The poll shows a drop of 11% in the Coalition vote, with most of it going to the minor parties (Labor is up only 3%). That could well be right, and although it is rather different from a Morgan poll released last month (which showed Labor’s vote up 10.5%), either way would probably result in the Coalition losing Senate control.

But in addition to doubts one might have about commissioned polls in general, and Galaxy in particular, there’s a further reason to be cautious about these results. Senate-specific opinion polls have a generally poor record; for one thing, they tend to exaggerate the support of minor parties. Prior to the last federal election William Bowe, the Poll Bludger, tried to explain why:

Respondents would have been asked about Senate voting intention after they had already given an answer for the House, and many would have felt compelled to nominate a different party because they did not wish to appear unsophisticated. In many cases the Democrats would have been the first name that entered their heads.

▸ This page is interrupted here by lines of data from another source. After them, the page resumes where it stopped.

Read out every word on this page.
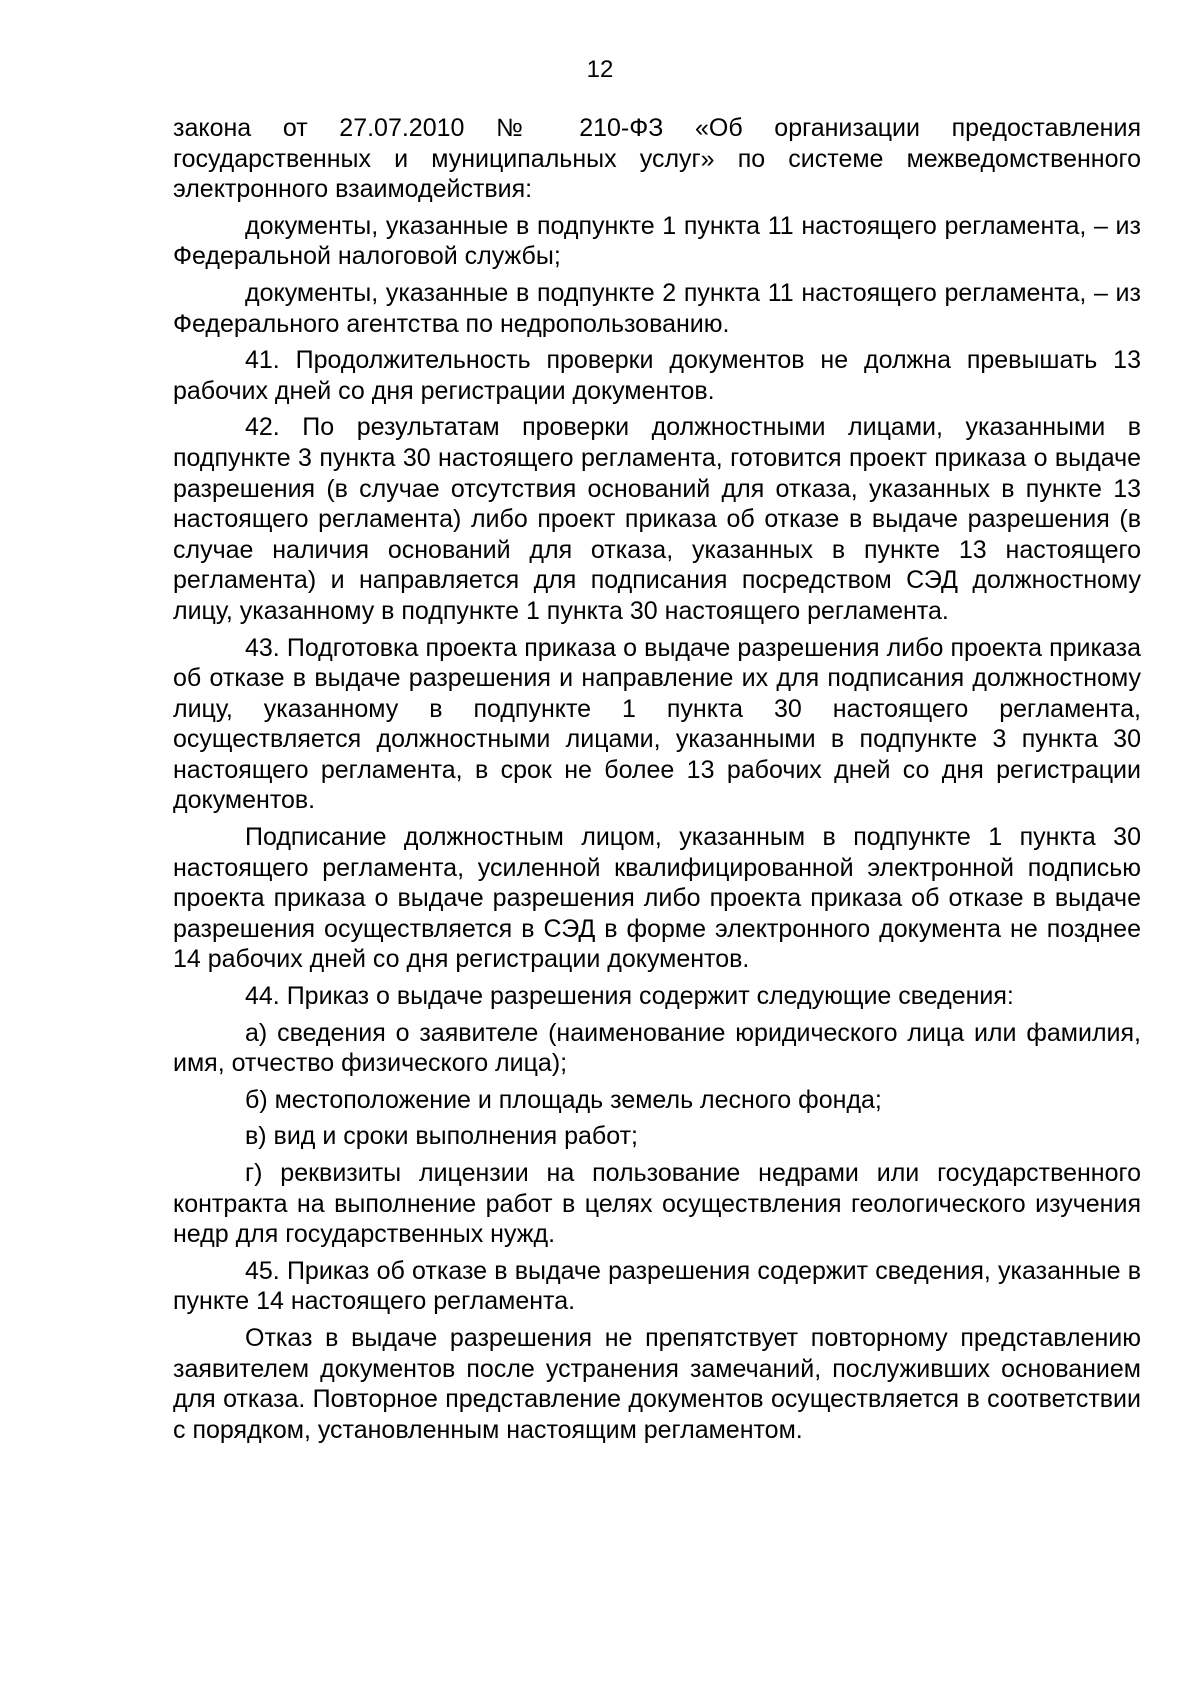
12

закона от 27.07.2010 № 210-ФЗ «Об организации предоставления государственных и муниципальных услуг» по системе межведомственного электронного взаимодействия:

документы, указанные в подпункте 1 пункта 11 настоящего регламента, – из Федеральной налоговой службы;

документы, указанные в подпункте 2 пункта 11 настоящего регламента, – из Федерального агентства по недропользованию.

41. Продолжительность проверки документов не должна превышать 13 рабочих дней со дня регистрации документов.

42. По результатам проверки должностными лицами, указанными в подпункте 3 пункта 30 настоящего регламента, готовится проект приказа о выдаче разрешения (в случае отсутствия оснований для отказа, указанных в пункте 13 настоящего регламента) либо проект приказа об отказе в выдаче разрешения (в случае наличия оснований для отказа, указанных в пункте 13 настоящего регламента) и направляется для подписания посредством СЭД должностному лицу, указанному в подпункте 1 пункта 30 настоящего регламента.

43. Подготовка проекта приказа о выдаче разрешения либо проекта приказа об отказе в выдаче разрешения и направление их для подписания должностному лицу, указанному в подпункте 1 пункта 30 настоящего регламента, осуществляется должностными лицами, указанными в подпункте 3 пункта 30 настоящего регламента, в срок не более 13 рабочих дней со дня регистрации документов.

Подписание должностным лицом, указанным в подпункте 1 пункта 30 настоящего регламента, усиленной квалифицированной электронной подписью проекта приказа о выдаче разрешения либо проекта приказа об отказе в выдаче разрешения осуществляется в СЭД в форме электронного документа не позднее 14 рабочих дней со дня регистрации документов.

44. Приказ о выдаче разрешения содержит следующие сведения:

а) сведения о заявителе (наименование юридического лица или фамилия, имя, отчество физического лица);

б) местоположение и площадь земель лесного фонда;

в) вид и сроки выполнения работ;

г) реквизиты лицензии на пользование недрами или государственного контракта на выполнение работ в целях осуществления геологического изучения недр для государственных нужд.

45. Приказ об отказе в выдаче разрешения содержит сведения, указанные в пункте 14 настоящего регламента.

Отказ в выдаче разрешения не препятствует повторному представлению заявителем документов после устранения замечаний, послуживших основанием для отказа. Повторное представление документов осуществляется в соответствии с порядком, установленным настоящим регламентом.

We don’t know if Galaxy asked a question about the House of Reps first, so that particular contamination might not have been present. But the basic problem is still there: when people are asked a poll question about the Senate, they think about the Senate separately.

When they actually go into the polling booth, however, most of them don’t do that; they just follow the how-to-vote card they’ve been given. That’s why, paradoxically, polls for House of Representatives voting intention are actually a better guide to Senate results than polls for Senate voting intention.

If the GetUp! campaign succeeds in getting voters to think about Senate control as an election issue, then it’s possible that will change. But my guess is that such constitutional concerns will remain confined to a small minority.